Classical Liberals like to play the ideology card in a clever way--they often hide their political theory of small government under the rubric of economics. You see them argue--"you can't increase government spending, or raise taxes" because it hurts the economy. This isn't necessarily true--only in how you try to pull it off.
Nicholas Timmins From the Financial Times Arena talks a little about this in a recent post:
On the size of the state, this is not just a small ‘p’ political issue but one decided more by national culture rather any purely economic argument.
Scandinavian economies have operated, pretty successfully, with a much higher tax take to pay for a much more generous welfare state than say the US or UK. The UK’s problem has always been that British voters appear to want mainland European levels of social provision (health, education and benefit systems) while wanting to pay US levels of tax.
That equation doesn’t balance; and it helps explain why the UK’s public services so often struggle.

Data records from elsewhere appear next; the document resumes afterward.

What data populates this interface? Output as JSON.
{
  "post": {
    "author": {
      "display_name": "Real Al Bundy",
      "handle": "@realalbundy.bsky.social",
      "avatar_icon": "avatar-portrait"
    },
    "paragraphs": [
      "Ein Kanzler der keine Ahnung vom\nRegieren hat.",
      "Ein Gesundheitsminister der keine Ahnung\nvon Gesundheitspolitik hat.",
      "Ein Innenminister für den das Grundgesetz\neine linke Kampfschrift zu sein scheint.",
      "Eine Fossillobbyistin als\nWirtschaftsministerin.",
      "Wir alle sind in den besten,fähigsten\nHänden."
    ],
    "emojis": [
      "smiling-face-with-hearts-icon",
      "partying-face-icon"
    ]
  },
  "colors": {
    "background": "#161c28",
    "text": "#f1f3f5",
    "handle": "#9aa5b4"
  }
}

Its not how much you pay in taxes. Its how your spending aligns with the intake of revenue. The Bush tax cuts were irresponsible because we needed that revenue for spending we had. This is a huge part of the deficit--almost 50% of it in fact comes from the Bush tax cuts. Responsible "small government types" who prefer lower taxes should have required that spending cuts went along with the tax cuts so that we wouldn't have created the deficits we now face. Good economics would require them to do so. But Republicans are neither responsible when running government, nor good at economics, so we get what we had for the past eight years of Bush--not to mention the mess down at the Gold Dome here in GA.